Benchmark on all supported OSs and many major cards.
If Vulkan performance can be on-par with the CUDA implementation then implement with Vulkan for all platforms(os x, linux, windows), and for all Vulkan supported GPUs (including Intel GPUs), otherwise: add OS X support via Vulkan only. Optimized API implementation for (n, 1, 1) - similar to phase I requirements.
Vulkan performance target is between the OpenCL and the Cuda implementation and no less than 80% of Cuda.
For OS X - If Vulkan performance is not good compared to Cuda then fallback to implement Cuda for Nvidia GPUs and OpenCL for Intel + AMD GPUs.
All new implementations: optimize for (n=variable, r=1, p=1) scrypt params.
Implement gpu-post in Vulkan / SpirV. Support any Vulkan 1.0 compatible gpu from all major vendors (Intel, AMD, Nvidia) on linux / windows. Benchmark. Deliverable: library can run on any Vulkan 1.0 compatible GPU with the appropriate drivers installed.

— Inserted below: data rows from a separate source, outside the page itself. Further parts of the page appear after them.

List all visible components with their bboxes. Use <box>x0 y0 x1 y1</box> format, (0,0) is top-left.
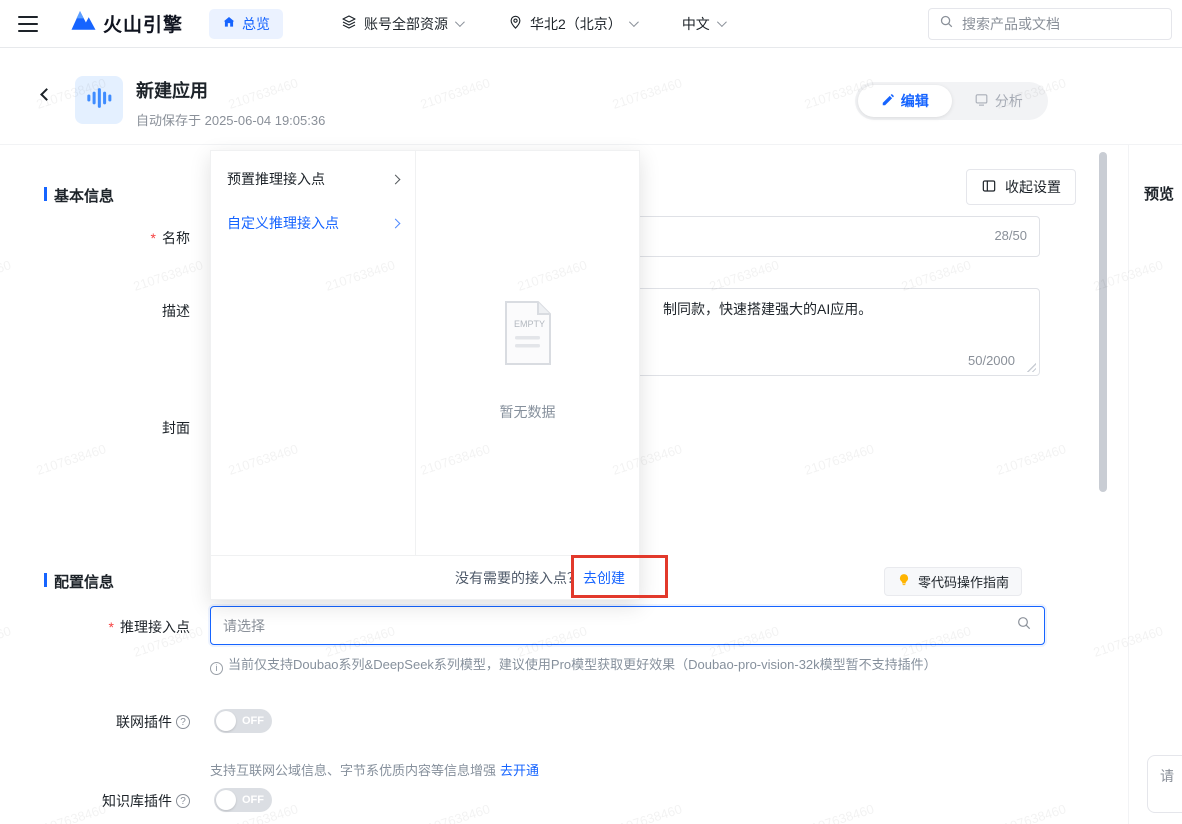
nav-language-selector[interactable]: 中文 <box>682 14 724 34</box>
search-input[interactable] <box>962 16 1161 32</box>
endpoint-label: * 推理接入点 <box>0 617 190 637</box>
svg-text:EMPTY: EMPTY <box>514 319 545 329</box>
language-label: 中文 <box>682 14 710 34</box>
basic-info-section-title: 基本信息 <box>44 185 114 206</box>
endpoint-label-text: 推理接入点 <box>120 617 190 637</box>
kb-plugin-state: OFF <box>242 788 264 812</box>
logo-mountain-icon <box>70 9 97 38</box>
edit-label: 编辑 <box>901 91 929 111</box>
chevron-left-icon <box>40 88 53 101</box>
empty-state-text: 暂无数据 <box>416 402 639 422</box>
title-block: 新建应用 自动保存于 2025-06-04 19:05:36 <box>136 77 325 129</box>
name-char-counter: 28/50 <box>994 228 1027 243</box>
waveform-icon <box>85 84 113 117</box>
resize-grip-icon[interactable] <box>1026 362 1036 372</box>
back-button[interactable] <box>42 90 51 99</box>
web-plugin-hint: 支持互联网公域信息、字节系优质内容等信息增强去开通 <box>210 760 539 779</box>
page-header: 新建应用 自动保存于 2025-06-04 19:05:36 编辑 分析 <box>0 48 1182 145</box>
kb-plugin-label-text: 知识库插件 <box>102 791 172 811</box>
dropdown-footer-text: 没有需要的接入点？ <box>455 568 581 588</box>
location-pin-icon <box>508 15 523 33</box>
vertical-scrollbar[interactable] <box>1099 152 1107 492</box>
help-icon: ? <box>176 715 190 729</box>
overview-label: 总览 <box>242 14 270 34</box>
endpoint-empty-state: EMPTY 暂无数据 <box>416 151 639 555</box>
logo-text: 火山引擎 <box>103 10 183 37</box>
menu-icon[interactable] <box>16 14 40 34</box>
analyze-tab[interactable]: 分析 <box>952 85 1046 117</box>
help-icon: ? <box>176 794 190 808</box>
kb-plugin-toggle[interactable]: OFF <box>214 788 272 812</box>
region-label: 华北2（北京） <box>530 14 622 34</box>
name-label: * 名称 <box>0 228 190 248</box>
endpoint-dropdown-categories: 预置推理接入点 自定义推理接入点 <box>211 151 416 555</box>
search-icon <box>939 14 954 34</box>
activate-link[interactable]: 去开通 <box>500 763 539 778</box>
volcengine-console: 火山引擎 总览 账号全部资源 华北2（北京） 中文 <box>0 0 1182 824</box>
nav-account-resources[interactable]: 账号全部资源 <box>341 14 462 34</box>
config-section-title: 配置信息 <box>44 571 114 592</box>
web-plugin-label: 联网插件 ? <box>0 712 190 732</box>
preset-endpoint-label: 预置推理接入点 <box>227 169 325 189</box>
endpoint-select[interactable] <box>210 606 1045 645</box>
required-marker: * <box>151 230 156 246</box>
nav-region-selector[interactable]: 华北2（北京） <box>508 14 636 34</box>
toggle-knob <box>216 711 236 731</box>
endpoint-dropdown: 预置推理接入点 自定义推理接入点 EMPTY <box>210 150 640 600</box>
required-marker: * <box>109 619 114 635</box>
description-label: 描述 <box>0 301 190 321</box>
pencil-icon <box>881 93 895 110</box>
brand-logo[interactable]: 火山引擎 <box>70 9 183 38</box>
description-char-counter: 50/2000 <box>968 353 1015 368</box>
top-navbar: 火山引擎 总览 账号全部资源 华北2（北京） 中文 <box>0 0 1182 48</box>
page-title: 新建应用 <box>136 77 325 103</box>
analyze-label: 分析 <box>995 91 1023 111</box>
web-plugin-state: OFF <box>242 709 264 733</box>
search-icon <box>1016 615 1032 636</box>
collapse-settings-button[interactable]: 收起设置 <box>966 169 1076 205</box>
toggle-knob <box>216 790 236 810</box>
autosave-status: 自动保存于 2025-06-04 19:05:36 <box>136 110 325 129</box>
global-search[interactable] <box>928 8 1172 40</box>
info-icon: i <box>210 662 223 675</box>
endpoint-hint: i 当前仅支持Doubao系列&DeepSeek系列模型，建议使用Pro模型获取更… <box>210 654 1050 675</box>
lightbulb-icon <box>897 573 911 590</box>
custom-endpoint-label: 自定义推理接入点 <box>227 213 339 233</box>
description-label-text: 描述 <box>162 301 190 321</box>
annotation-box <box>571 555 668 598</box>
custom-endpoint-item[interactable]: 自定义推理接入点 <box>211 201 415 245</box>
preview-title: 预览 <box>1144 183 1174 204</box>
chevron-right-icon <box>391 174 401 184</box>
chevron-right-icon <box>391 218 401 228</box>
name-label-text: 名称 <box>162 228 190 248</box>
cover-label-text: 封面 <box>162 418 190 438</box>
chevron-down-icon <box>629 17 639 27</box>
edit-tab[interactable]: 编辑 <box>858 85 952 117</box>
endpoint-select-input[interactable] <box>223 618 1016 634</box>
account-resources-label: 账号全部资源 <box>364 14 448 34</box>
preview-chat-input[interactable]: 请 <box>1147 755 1182 813</box>
web-plugin-label-text: 联网插件 <box>116 712 172 732</box>
nav-overview-button[interactable]: 总览 <box>209 9 283 39</box>
app-avatar <box>75 76 123 124</box>
cover-label: 封面 <box>0 418 190 438</box>
web-plugin-hint-text: 支持互联网公域信息、字节系优质内容等信息增强 <box>210 763 496 778</box>
web-plugin-toggle[interactable]: OFF <box>214 709 272 733</box>
preset-endpoint-item[interactable]: 预置推理接入点 <box>211 157 415 201</box>
no-code-guide-label: 零代码操作指南 <box>918 572 1009 591</box>
preview-panel: 预览 请 <box>1128 145 1182 824</box>
kb-plugin-label: 知识库插件 ? <box>0 791 190 811</box>
collapse-panel-icon <box>981 178 997 197</box>
home-icon <box>222 15 236 32</box>
collapse-settings-label: 收起设置 <box>1005 177 1061 197</box>
analyze-icon <box>974 92 989 110</box>
endpoint-hint-text: 当前仅支持Doubao系列&DeepSeek系列模型，建议使用Pro模型获取更好… <box>228 657 937 672</box>
chevron-down-icon <box>455 17 465 27</box>
mode-switch: 编辑 分析 <box>855 82 1048 120</box>
empty-document-icon: EMPTY <box>416 299 639 372</box>
settings-content: 基本信息 收起设置 * 名称 28/50 描述 制同款，快速搭建强大的AI应用。… <box>0 145 1182 824</box>
no-code-guide-button[interactable]: 零代码操作指南 <box>884 567 1022 596</box>
chevron-down-icon <box>717 17 727 27</box>
resource-stack-icon <box>341 14 357 33</box>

Implement same as above for OS X possibly using MoltenVK https://github.com/KhronosGroup/MoltenVK ? benchmark. Deliverable: library can be built on OS X and run on any GPU (requires just metal support)?
Optimize Vulkan implementation for (n=arbitrary, r=1, p=1) on all supported systems / major gpus and OSes. Performance goal: At least 75% of CUDA gpu-post and equal or better than OpenCL gpu-post on the same gpu.